In the Cancer Cell study, researchers tested whether P5091, a small molecule inhibitor of USP7 that was synthesized by Progenra, Inc., could cause the death of myeloma cell that had developed resistance to Velcade and other current therapies.
"Blocking USP7 decreases the level of a cancer-promoting protein called HDM2, which has the effect of bolstering p53 and p21, a gene that suppresses tumor cell growth," Chauhan states. "The result is that tumor cells stop growing and begin to die."
"In laboratory cell cultures, P5091 resulted in the death of myeloma cells," said the study's senior author, Kenneth Anderson, MD, director of the Jerome Lipper Multiple Myeloma Center and the LeBow Institute for Myeloma Therapeutics at Dana-Farber. "In animal models of myeloma, this molecule impaired tumor growth, prolonged survival, and didn't harm normal tissue." When researchers combined P5091 with the drugs lenalidomide, SAHA, or dexamethasone, the myeloma-killing effects were even more pronounced.

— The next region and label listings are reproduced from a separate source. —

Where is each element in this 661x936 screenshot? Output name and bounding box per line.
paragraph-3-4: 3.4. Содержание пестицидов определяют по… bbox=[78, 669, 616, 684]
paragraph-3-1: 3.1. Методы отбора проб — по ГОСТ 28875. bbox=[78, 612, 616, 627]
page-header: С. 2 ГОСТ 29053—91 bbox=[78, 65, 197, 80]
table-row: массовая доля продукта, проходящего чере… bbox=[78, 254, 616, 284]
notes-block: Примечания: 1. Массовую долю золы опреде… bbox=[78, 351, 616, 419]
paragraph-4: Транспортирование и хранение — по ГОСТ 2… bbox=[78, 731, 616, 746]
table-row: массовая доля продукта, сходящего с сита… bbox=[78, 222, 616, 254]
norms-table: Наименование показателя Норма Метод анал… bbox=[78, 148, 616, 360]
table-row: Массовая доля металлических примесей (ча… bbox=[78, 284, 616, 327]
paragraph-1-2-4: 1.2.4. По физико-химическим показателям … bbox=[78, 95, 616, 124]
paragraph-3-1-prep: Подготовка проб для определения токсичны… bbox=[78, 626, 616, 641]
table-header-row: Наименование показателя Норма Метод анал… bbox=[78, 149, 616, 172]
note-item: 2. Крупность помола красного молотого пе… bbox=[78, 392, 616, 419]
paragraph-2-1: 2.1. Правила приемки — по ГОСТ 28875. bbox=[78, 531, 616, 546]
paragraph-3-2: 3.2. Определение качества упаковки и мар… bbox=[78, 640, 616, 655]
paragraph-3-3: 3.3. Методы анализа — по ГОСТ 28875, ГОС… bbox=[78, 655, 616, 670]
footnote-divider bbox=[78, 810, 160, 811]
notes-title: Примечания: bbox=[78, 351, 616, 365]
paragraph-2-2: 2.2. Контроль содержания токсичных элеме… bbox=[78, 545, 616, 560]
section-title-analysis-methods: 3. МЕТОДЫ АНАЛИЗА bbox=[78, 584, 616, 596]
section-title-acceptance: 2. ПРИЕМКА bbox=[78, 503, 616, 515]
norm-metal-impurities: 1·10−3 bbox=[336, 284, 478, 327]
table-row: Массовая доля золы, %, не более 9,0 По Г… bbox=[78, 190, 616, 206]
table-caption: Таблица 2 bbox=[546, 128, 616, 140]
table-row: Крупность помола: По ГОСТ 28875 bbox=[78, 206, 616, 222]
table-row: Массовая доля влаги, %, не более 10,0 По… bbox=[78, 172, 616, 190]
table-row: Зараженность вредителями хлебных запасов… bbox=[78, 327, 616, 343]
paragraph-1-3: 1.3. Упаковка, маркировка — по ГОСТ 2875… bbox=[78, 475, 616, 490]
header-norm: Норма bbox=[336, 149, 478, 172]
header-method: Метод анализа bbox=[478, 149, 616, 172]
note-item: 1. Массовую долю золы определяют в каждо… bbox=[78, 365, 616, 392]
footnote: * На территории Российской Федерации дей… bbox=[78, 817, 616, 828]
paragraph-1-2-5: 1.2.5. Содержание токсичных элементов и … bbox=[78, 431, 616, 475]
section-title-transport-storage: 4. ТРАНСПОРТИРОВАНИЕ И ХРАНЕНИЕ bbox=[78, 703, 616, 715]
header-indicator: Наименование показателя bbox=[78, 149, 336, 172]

Although P5091 itself has not been formulated into a drug, the study demonstrates "that you can target molecules in the ubiquitin proteasome system without targeting the proteasome itself and still achieve a cancer cell-killing effect, with no significant toxicity," Chauhan remarks. "Our results lay the groundwork for testing USP7 inhibitors, either alone or in combination with other drugs, in patients with multiple myeloma."
Based on the study results, Progenra plans to help lead studies of USP7 inhibitors in future clinical trials.